Puissance extra : je compile beaucoup, j'encode, je fais du calcul et honnêtement rien à redire.
Par contre je comprends la rupture liée à la carte vidéo : vrai point de rupture et un peu à la connectique (juste un peu en fait pour l'instant la perte de fw 800 ne me lèse pas mais je ne travaille pas sur vidéo en masse).
Le cout très bas des MB penryn 2,1 m'a permis de les upgrader à 4Go de RAm en kingston pour 90 euros en gros et en DD de 7200 16M de cache et 200Go.
Ce qui me fait une machine très puissante, très silencieuse et à forte autonomie pour moins de 1240 euros.
J reste fan des macbook pro mais seulement s'il y a jeux, uitlisation très intensive (écran et double ventilation) et réel autres recour important à une CG.
Le MB d'entrée actuelle est d'u rapport qualité prix extra et permet de nombreuses adpatations internes du fat de son pris et sa carte mère+proco ou encore de périphériques.


----------



## SDION (21 Mars 2008)

Bonjour,

En décembre, quand il m'a fallu choisir entre le MB et MBP, je dois avouer que cela a été très difficile.

Puis finalement j'ai choisi le MBP pour son écran (j'ai pas d'écran externe) et sa connectique (WF800). pourquoi ? je fais beaucoup de montages vidéo (avec FCE).

Je ne le regrette pas  ​


----------



## Adrienhb (22 Mars 2008)

Bonjour,

Je suis un peu hs par rapport au thread, mais je ne suis pas sûr que cela valait le coup de créer un nouveau sujet. J'espère que les modo ne m'en voudront pas.

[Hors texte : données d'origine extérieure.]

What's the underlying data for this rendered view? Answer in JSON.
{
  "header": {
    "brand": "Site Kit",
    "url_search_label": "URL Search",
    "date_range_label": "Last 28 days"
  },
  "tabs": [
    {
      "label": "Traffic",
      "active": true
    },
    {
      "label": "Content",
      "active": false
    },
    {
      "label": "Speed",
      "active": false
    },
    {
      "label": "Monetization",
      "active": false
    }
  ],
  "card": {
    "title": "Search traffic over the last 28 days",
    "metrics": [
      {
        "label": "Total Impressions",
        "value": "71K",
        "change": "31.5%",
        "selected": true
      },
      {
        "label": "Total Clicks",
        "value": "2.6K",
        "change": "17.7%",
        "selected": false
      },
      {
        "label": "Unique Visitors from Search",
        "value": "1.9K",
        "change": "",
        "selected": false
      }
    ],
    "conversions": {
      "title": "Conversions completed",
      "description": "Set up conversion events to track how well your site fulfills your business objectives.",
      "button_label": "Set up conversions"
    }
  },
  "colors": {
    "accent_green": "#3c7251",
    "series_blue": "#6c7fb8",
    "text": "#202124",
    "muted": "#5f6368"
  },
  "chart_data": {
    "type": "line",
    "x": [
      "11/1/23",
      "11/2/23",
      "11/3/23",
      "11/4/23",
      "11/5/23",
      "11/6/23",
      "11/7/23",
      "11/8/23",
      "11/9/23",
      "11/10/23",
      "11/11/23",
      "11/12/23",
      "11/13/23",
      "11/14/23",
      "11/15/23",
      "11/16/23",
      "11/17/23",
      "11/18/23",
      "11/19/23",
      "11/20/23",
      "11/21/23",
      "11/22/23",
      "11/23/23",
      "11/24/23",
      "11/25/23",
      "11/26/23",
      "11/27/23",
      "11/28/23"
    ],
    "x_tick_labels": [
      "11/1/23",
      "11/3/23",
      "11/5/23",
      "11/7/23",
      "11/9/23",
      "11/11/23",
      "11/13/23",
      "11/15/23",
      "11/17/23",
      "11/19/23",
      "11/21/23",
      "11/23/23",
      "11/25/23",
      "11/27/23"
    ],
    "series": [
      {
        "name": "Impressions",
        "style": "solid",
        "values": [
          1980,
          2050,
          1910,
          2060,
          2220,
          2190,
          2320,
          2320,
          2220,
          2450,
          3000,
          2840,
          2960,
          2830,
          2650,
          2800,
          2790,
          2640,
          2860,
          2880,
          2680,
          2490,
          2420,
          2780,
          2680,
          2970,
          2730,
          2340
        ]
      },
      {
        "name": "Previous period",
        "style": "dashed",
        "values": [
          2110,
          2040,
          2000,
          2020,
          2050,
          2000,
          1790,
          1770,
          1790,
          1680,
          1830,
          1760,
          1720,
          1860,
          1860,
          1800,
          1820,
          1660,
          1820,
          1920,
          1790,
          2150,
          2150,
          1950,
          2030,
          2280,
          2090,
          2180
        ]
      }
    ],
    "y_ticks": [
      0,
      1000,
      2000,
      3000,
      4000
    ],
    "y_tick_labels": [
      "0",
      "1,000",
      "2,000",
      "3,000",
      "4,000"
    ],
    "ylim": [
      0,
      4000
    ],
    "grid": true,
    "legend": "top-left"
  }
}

Des amis love m'ont offert un MBP 15", 2,4.
Le p'tit problème, c'est qu'ils ne s'y connaissaient pas trop en mac et l'ont acheté à la Fnac.
Le vendeur leur a vendu un MBP d'avant dernière génération.
Question... est-ce que cela vaut (*vraiment*) le coup de l'échanger et de payer 99 Euros pour:
- avoir un écran LED
- avoir un trackpad multitouch
- avoir 40 Go de disque dur en plus
- perdre un disque externe de 160 Go vendu en bundle

Merci!!!

A.


----------



## .Steff (22 Mars 2008)

99 &#8364; pour tout ça ???
Moi je le ferais !


----------



## Pharmacos (22 Mars 2008)

Oui ! 


40 Go en interne en plus :love: :love: 
Et un trackpad multitouch....:love: :love:


----------



## desertea (22 Mars 2008)

Adrienhb a dit:


> Bonjour,
> 
> Je suis un peu hs par rapport au thread, mais je ne suis pas sûr que cela valait le coup de créer un nouveau sujet. J'espère que les modo ne m'en voudront pas.
> 
> ...



Sans hésitation !!! dernière génération oblige (je suis un geek !!!)


----------



## Tox (22 Mars 2008)

Quand même regarder si le modèle plus ancien n'a aucun pixel mort et ne whine pas. Ensuite prendre sa décision en toute connaissance de cause


----------



## adrenergique (22 Mars 2008)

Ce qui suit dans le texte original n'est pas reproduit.